Weight-loss — dance’s underlined promise — is also fulfilled more by dancing than gymming, say some students. “I wanted to lose weight fast but fell in love with salsa and Sinatra. The gym plays Bollywood music all day long, so it became no-go,” says Shashant, a tango student.

Anubha Mukherjee, who took to dance in her 40s, has thought deeply about her experience. “In ballroom dancing, the woman is not required to have an individuality, it is the man who leads,” she says. “When he leads well, you dance well…. I did not like my instructor. He made me turn, pushed me, but I was swept off my feet…Tapas, my husband, on the other hand, is patient. All the women in the class are comfortable with him. He does not push but, maybe, it does not make him a great dancer.”
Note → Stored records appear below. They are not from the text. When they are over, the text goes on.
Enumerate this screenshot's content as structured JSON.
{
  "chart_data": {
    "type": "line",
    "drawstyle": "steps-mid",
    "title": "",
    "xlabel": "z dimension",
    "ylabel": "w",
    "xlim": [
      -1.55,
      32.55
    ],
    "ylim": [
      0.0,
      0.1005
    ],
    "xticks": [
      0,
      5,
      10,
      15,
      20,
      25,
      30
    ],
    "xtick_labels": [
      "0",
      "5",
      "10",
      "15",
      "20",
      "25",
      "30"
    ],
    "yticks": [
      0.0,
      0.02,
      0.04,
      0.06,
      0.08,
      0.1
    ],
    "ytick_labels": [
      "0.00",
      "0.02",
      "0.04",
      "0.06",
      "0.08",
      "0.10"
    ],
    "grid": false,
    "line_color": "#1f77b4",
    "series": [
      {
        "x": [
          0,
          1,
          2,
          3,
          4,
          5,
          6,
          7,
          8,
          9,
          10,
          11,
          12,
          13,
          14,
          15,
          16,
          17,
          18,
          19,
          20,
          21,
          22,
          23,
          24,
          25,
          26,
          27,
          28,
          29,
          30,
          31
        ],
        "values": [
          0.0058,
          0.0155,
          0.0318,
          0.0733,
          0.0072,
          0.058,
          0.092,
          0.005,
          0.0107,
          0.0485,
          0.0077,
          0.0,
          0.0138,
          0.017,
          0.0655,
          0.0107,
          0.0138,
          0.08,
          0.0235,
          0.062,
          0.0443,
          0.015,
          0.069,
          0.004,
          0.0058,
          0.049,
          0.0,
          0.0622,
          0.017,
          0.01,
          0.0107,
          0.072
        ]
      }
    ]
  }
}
Dr Lalita Badhwar who teaches “social dances, not competition” to young and middle-aged couples like Anubha and Tapas says she has had a couple join in “because they were going on a cruise and didn’t want to stand out on a banquet night which would be followed by dancing and without knowing how to.” Many of her students consider her studio as a finishing school in social grace.

Surgeon Arun Prasad, Badhwar’s student, now has no qualms pairing up with nurses and resident doctors during the hospital’s Annual Day dance. His wife, also a doctor, dances too. Does Badhwar have jealous spouses keeping tabs in her class? “My advice is simple,” she says. “ ‘Instead of feeling jealous, join in’.”